Many prefer the Taiwanese method in which the more you dump, the more you pay, an Environment Bureau spokesman said yesterday.
A second round of consultations will be launched on fees next year.
In Taipei and Seoul, where municipal solid waste charging has been successfully implemented through a garbage- bag system, the retail price for a bag is about 10 HK cents a liter.
At this price, an average household of three will pay HK$40 a month based on the current disposal level of 0.87 kilos per person a day. But that amount is expected to eventually drop to HK$30.
Experience in Taiwan shows household waste will drop by 30 percent due to reduced generation and better recycling of waste with a quantity- based charging system.
The bureau spokesman stressed the charging system is not designed to make money but to reduce waste.
Some people surveyed accepted the charging system and were optimistic about it, but others feared people would dump waste illegally.
In Taipei, 0.5 percent of its waste was disposed of illegally in the first year of charging in 2003.
The way forward will be discussed by the Legislative Council's panel on environmental affairs on December 18.
While Taipei achieved a compliance rate of more than 99.5 percent in its first year, it closed refuse collection points and withdrew public litter bins to combat fly-tipping.

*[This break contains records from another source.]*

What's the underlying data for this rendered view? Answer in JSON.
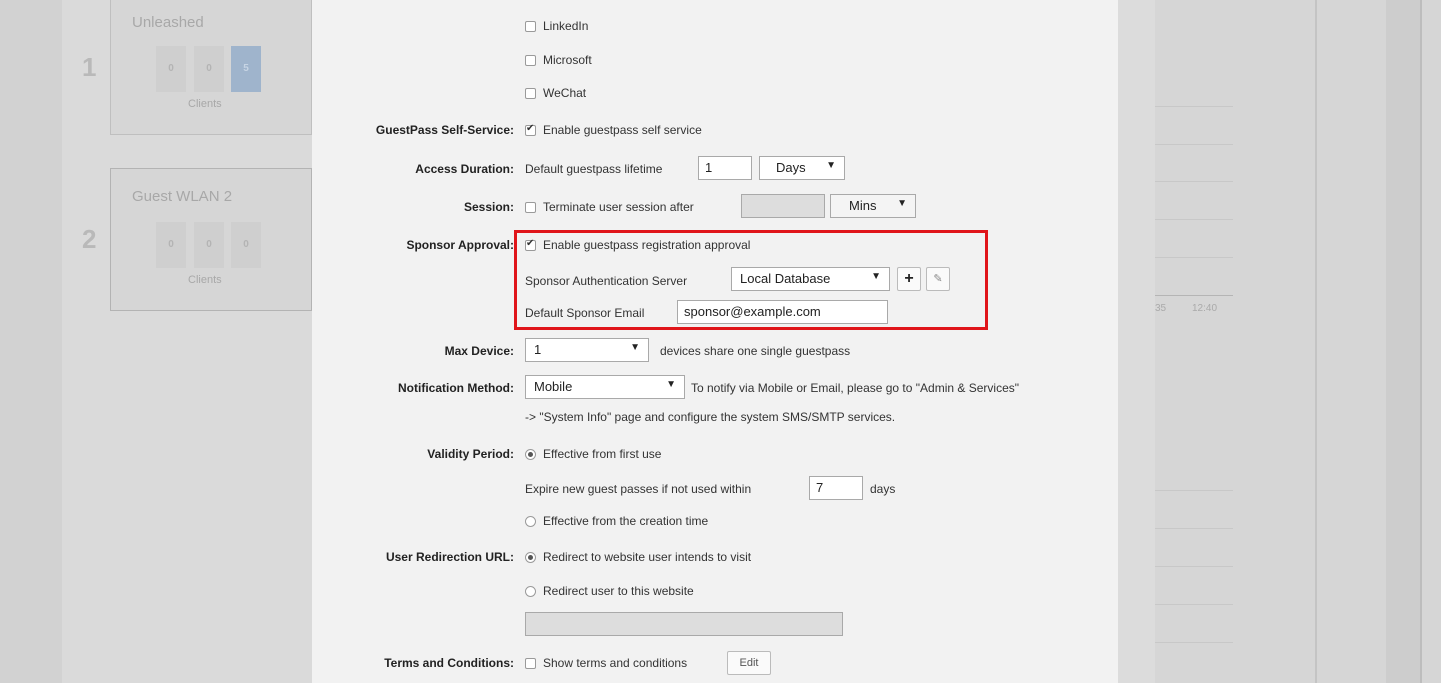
{
  "background": {
    "wlans": [
      {
        "number": "1",
        "title": "Unleashed",
        "counts": [
          "0",
          "0",
          "5"
        ],
        "clients_label": "Clients"
      },
      {
        "number": "2",
        "title": "Guest WLAN 2",
        "counts": [
          "0",
          "0",
          "0"
        ],
        "clients_label": "Clients"
      }
    ],
    "chart_ticks": [
      "35",
      "12:40"
    ]
  },
  "social": {
    "linkedin": "LinkedIn",
    "microsoft": "Microsoft",
    "wechat": "WeChat"
  },
  "guestpass_self_service": {
    "label": "GuestPass Self-Service:",
    "checkbox": "Enable guestpass self service"
  },
  "access_duration": {
    "label": "Access Duration:",
    "text": "Default guestpass lifetime",
    "value": "1",
    "unit": "Days"
  },
  "session": {
    "label": "Session:",
    "checkbox": "Terminate user session after",
    "value": "",
    "unit": "Mins"
  },
  "sponsor_approval": {
    "label": "Sponsor Approval:",
    "checkbox": "Enable guestpass registration approval",
    "auth_server_label": "Sponsor Authentication Server",
    "auth_server_value": "Local Database",
    "add_label": "+",
    "edit_label": "✎",
    "email_label": "Default Sponsor Email",
    "email_value": "sponsor@example.com"
  },
  "max_device": {
    "label": "Max Device:",
    "value": "1",
    "text": "devices share one single guestpass"
  },
  "notification": {
    "label": "Notification Method:",
    "value": "Mobile",
    "text1": "To notify via Mobile or Email, please go to \"Admin & Services\"",
    "text2": "-> \"System Info\" page and configure the system SMS/SMTP services."
  },
  "validity": {
    "label": "Validity Period:",
    "option1": "Effective from first use",
    "expire_text": "Expire new guest passes if not used within",
    "expire_value": "7",
    "expire_unit": "days",
    "option2": "Effective from the creation time"
  },
  "redirection": {
    "label": "User Redirection URL:",
    "option1": "Redirect to website user intends to visit",
    "option2": "Redirect user to this website",
    "url_value": ""
  },
  "terms": {
    "label": "Terms and Conditions:",
    "checkbox": "Show terms and conditions",
    "edit_button": "Edit"
  }
}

In Hong Kong, fly-tipping could see about 27 tonnes of waste being dumped illegally each day, especially in old residential buildings and village houses, which could increase the risk of spreading infectious diseases.
Taipei adopts a hybrid approach: a gate fee system operates in parallel with a pre-paid garbage bag charging system.
Individuals can either put waste in designated bags or leave it to property management agents or garbage collectors who use larger bags for the whole building. About 90 percent of Hong Kong flats have management agents.
Under a gate fee system, commercial and industrial bodies dispose of their waste by engaging private collectors. Fees for disposal at landfills and refuse stations would be levied at the reception facilities.
The spokesman said that during the second consultation, the bureau will seek a balance in charging and consider the cost, affordability and the "polluter- pays" principle.
Secretary for the Environment Wong Kam-sing said the government is inclined to charge households a waste fee by volume and, if adopted, legislation will be completed in 2016 at the earliest.
Friends of the Earth director for general affairs Edwin Lau Che-feng suggested concessions for users who produce less garbage.